Reply #72. Mar 29 09, 5:26 PM
Cymruambyth star


player avatar
Evidently, the Zodiac Killer case is still open in some California jurisdictions. One wonders what happened to the Zodia since the killer has been inactive for some 40 years and serial killers don't usually suspend their murderous activities unil they are caught. Is he dead, perhaps?

Reply #73. Mar 30 09, 8:46 PM
Mark_Simonson
Of what religion did Hitler associate himself with? I've heard once or twice that he was a Christian.

Reply #74. Apr 13 09, 4:33 PM
Arpeggionist star
Hitler was baptized in the Roman Catholic Church. Whether one can say he kept up with the articles of Christian faith as an adult is up to debate.

Reply #75. Apr 14 09, 7:02 AM
mjws1968 star


player avatar
Like most people of Austria and Bavaria he was raised as a Catholic, and remained so until his death. He kept his religious activities out of the public domain, and all statements about his religion as an adult come in the form of propaganda, and are therefore suspect. His hatred of atheism at a state level was one of the reasons he hated Stalin and Russia so much, but religion was used as a propaganda tool by the Nazi party, they used elements of pre-Christian roman religion, flirted with elements of eastern religions, of course made heavy use of mysticism, hence the search for the Spear of Destiny and other relics of a mystical nature. Hitler himself seemed to maintain a kind of religious neutrality.
Documents were uncovered a while back that showed that the Nazis planned to eradicate Christianity after the war had been successfully concluded, some sort of state religion, with Hitler as divine intermediary was the likely replacement, but in the early stages of the rise of the Nazis they needed allies wherever they could get them.
Its a difficult field of study, as truly unbiassed and objective documents are virtually non-existent.

Reply #76. Apr 14 09, 8:43 AM
Pagiedamon
One slightly osbscure mystery is the one regarding the Earl of Leicester (Robert Dudley, Queen Elizabeth I's paramour) and his wife Amy Robsart. There was a lot of talk about the queen being in love with Robert, and then Amy was found mysteriously dead. Apparently, she had fallen down the stairs and very conveniently died.

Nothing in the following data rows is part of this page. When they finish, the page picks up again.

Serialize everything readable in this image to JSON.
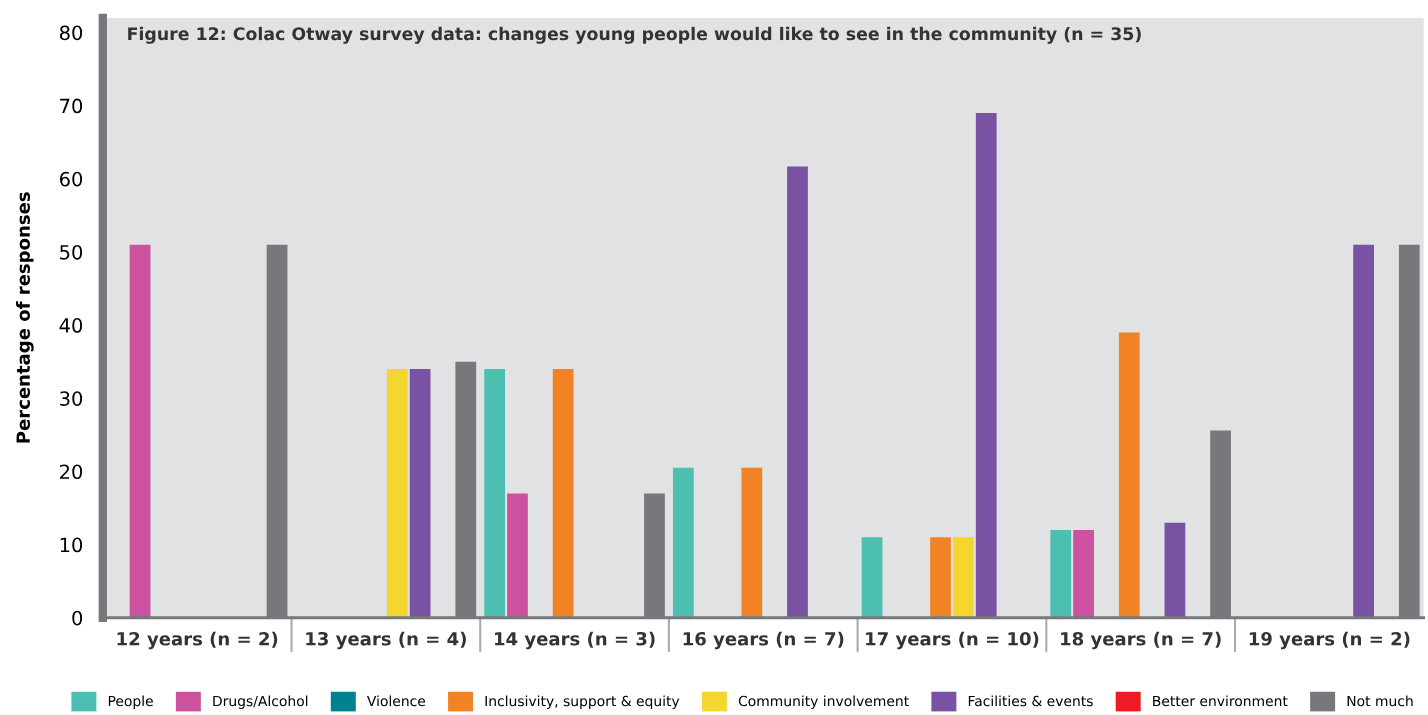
{
  "chart_data": {
    "type": "bar",
    "title": "Figure 12: Colac Otway survey data: changes young people would like to see in the community (n = 35)",
    "ylabel": "Percentage of responses",
    "categories": [
      "12 years (n = 2)",
      "13 years (n = 4)",
      "14 years (n = 3)",
      "16 years (n = 7)",
      "17 years (n = 10)",
      "18 years (n = 7)",
      "19 years (n = 2)"
    ],
    "series": [
      {
        "name": "People",
        "color": "#4dbfb0",
        "values": [
          0,
          0,
          34,
          20.5,
          11,
          12,
          0
        ]
      },
      {
        "name": "Drugs/Alcohol",
        "color": "#cc52a0",
        "values": [
          51,
          0,
          17,
          0,
          0,
          12,
          0
        ]
      },
      {
        "name": "Violence",
        "color": "#00818f",
        "values": [
          0,
          0,
          0,
          0,
          0,
          0,
          0
        ]
      },
      {
        "name": "Inclusivity, support & equity",
        "color": "#f28325",
        "values": [
          0,
          0,
          34,
          20.5,
          11,
          39,
          0
        ]
      },
      {
        "name": "Community involvement",
        "color": "#f4d631",
        "values": [
          0,
          34,
          0,
          0,
          11,
          0,
          0
        ]
      },
      {
        "name": "Facilities & events",
        "color": "#7a52a3",
        "values": [
          0,
          34,
          0,
          61.7,
          69,
          13,
          51
        ]
      },
      {
        "name": "Better environment",
        "color": "#ed1c24",
        "values": [
          0,
          0,
          0,
          0,
          0,
          0,
          0
        ]
      },
      {
        "name": "Not much",
        "color": "#77787b",
        "values": [
          51,
          35,
          17,
          0,
          0,
          25.6,
          51
        ]
      }
    ],
    "ylim": [
      0,
      82
    ],
    "yticks": [
      0,
      10,
      20,
      30,
      40,
      50,
      60,
      70,
      80
    ],
    "grid": false,
    "legend": "bottom"
  }
}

Reply #77. Apr 14 09, 7:18 PM
Cymruambyth star


player avatar
Paige, one of history's mysteries for me is what QEI ever saw in Robert Dudley! Talk about your average, puffed-up-in-his-own conceit twits...he heads the list in my opinion.

Reply #78. Apr 17 09, 11:16 AM
Pagiedamon
Cym, you know women often make poor choices in matters of love. :-) Even Gloriana.

Reply #79. Apr 17 09, 12:02 PM
Rowena8482 star


player avatar
I read a novel once, based on "slight" evidence that Elizabeth I actually bore a child. The story followed the supposed child's life story, but the actual supposition was based in some scant facts.
Apparently the Queen arrived at a particular manoe during a Royal Progress, took to her rooms, and it was put about that she had smallpox and so was in isolation apart from a few devoted servants. Eventually she emerged having survived unscathed. However, it is a matter of record that she later contracted smallpox whilst at her palace in London (which is accepted as fact) and it is impossible to get smallpox twice. The theory was that she in fact bore a child whilst secluded at the Manor, and the child was spirited away to be raised by a loyal family... I'd love to know if this was true or not, and if it were true, who the father was and what actually became of the child.